A páginas tantas, inscrevi-me (com a minha mulher e os dois filhos pequenos) num passeio de barco para observação de golfinhos e baleias. Não vi baleias, mas golfinhos sim, como atesta a fotografia (de facto, não sei se é um golfinho ou um roaz). Na altura, pareceu-me que estaríamos a incomodar estes simpáticos mamíferos, mas um biólogo marinho da empresa organizadora, investigador da Universidade dos Açores, que acompanhava o passeio, assegurou-me que não. Aliás, este biólogo aproveitou a ocasião para zurzir os países que ainda praticam a caça de baleias, coisa que muito desagradou aos fregueses oriundos da Noruega (e eram a maioria).
Não consigo deixar de me colocar esta questão: e se o turismo em S. Miguel estivesse organizado como na Serra da Estrela, com protagonistas do mesmo calibre?
Aqui vão algumas hipóteses:
- Seria atribuída a uma empresa (chamemos-lhe Turisçores) a concessão exclusiva do turismo e dos desportos. O presidente da região de turismo local actuaria como porta-voz e defensor público dessa empresa.
- As margens da Lagoa das Sete Cidades estariam cheias de outdoors rascas a anunciar descontos nos hotéis da Turisçores. E de lixo, claro. Os caminhos nas margens da lagoa há muito teriam sido transformados em estradas de asfalto por tal medida ser considerada, pelos responsáveis, absolutamente indispensável para "ordenar os acessos à lagoa".
- A Câmara Municipal de Lagoa ameaçaria com coimas quem clandestinamente construisse barracas para férias nas margens da Lagoa do Fogo mas bloquearia decisões de demolição dos muitos barracos ilegais pré-existentes. O argumento (?) invocado seria "antes das florinhas vêm as pessoas".
- Por toda a ilha estariam disponíveis estradas de asfalto, autorizariam-se novos traçados e, quando tal não ocorresse, Juntas de Freguesia ou Concelhos de Administração de Baldios avançariam por sua conta, sem as necessárias autorizações. Ninguém seria chamado às suas responsabilidades.

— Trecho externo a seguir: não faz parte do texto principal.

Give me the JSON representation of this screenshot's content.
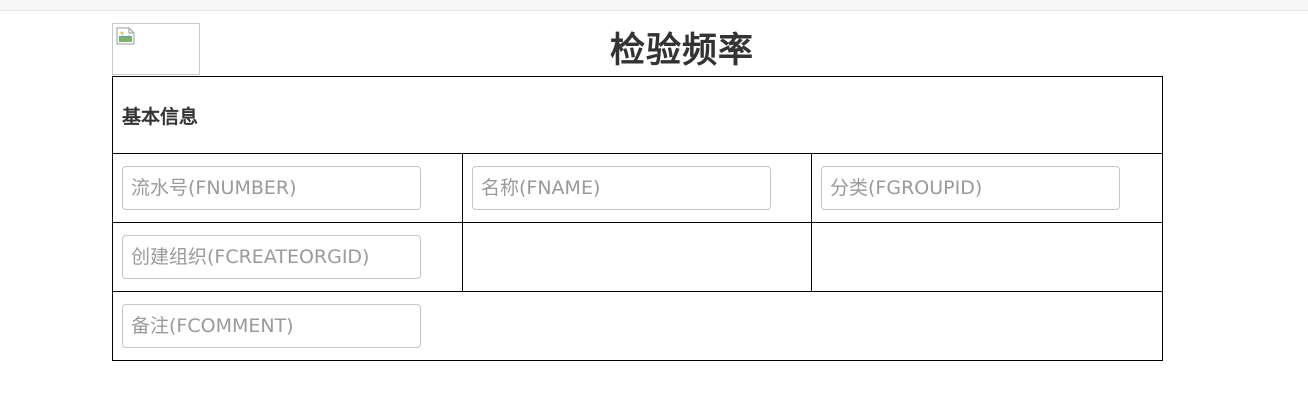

- Os retransmissores de telecomunicações do Pico da Barrosa, uma vez terminada a sua vida útil, passariam para a administração da Região de Turismo, que os colocaria nas mãos da Turisçores, para a sua "requalificação" e transformação em "observatórios panorâmicos", hotéis e restaurantes. Especialistas de turismo, autarcas e presidente da Região de Turismo estariam de acordo.
- A oferta de barcos para observação de cetáceos, de guias para trilhos pedestres ou para escalada seria nula. Aliás, os trilhos não estariam sinalizados, nem seria possível adquirir mapas onde estivessem indicados, por se terem esgotado e ninguém tomar a iniciativa de fazer novas edições. Nenhum responsável se manifestaria incomodado com este assunto.
- Seria possível (mas caro, muito caro) dar voltinhas de ski aquático na redondeza do porto de Ponta Delgada, sempre com o cheiro dos diesel dos motores dos cargueiros de longo curso no nariz, em águas enegrecidas, poluídas com óleo. Tal tristeza seria sempre apresentada como a coisa mais moderna e espectacular do mundo, a âncora do desenvolvimento do turismo em S. Miguel, fundamental para a região autónoma e até para o país, principalmente pelos responsáveis autárquicos e do turismo.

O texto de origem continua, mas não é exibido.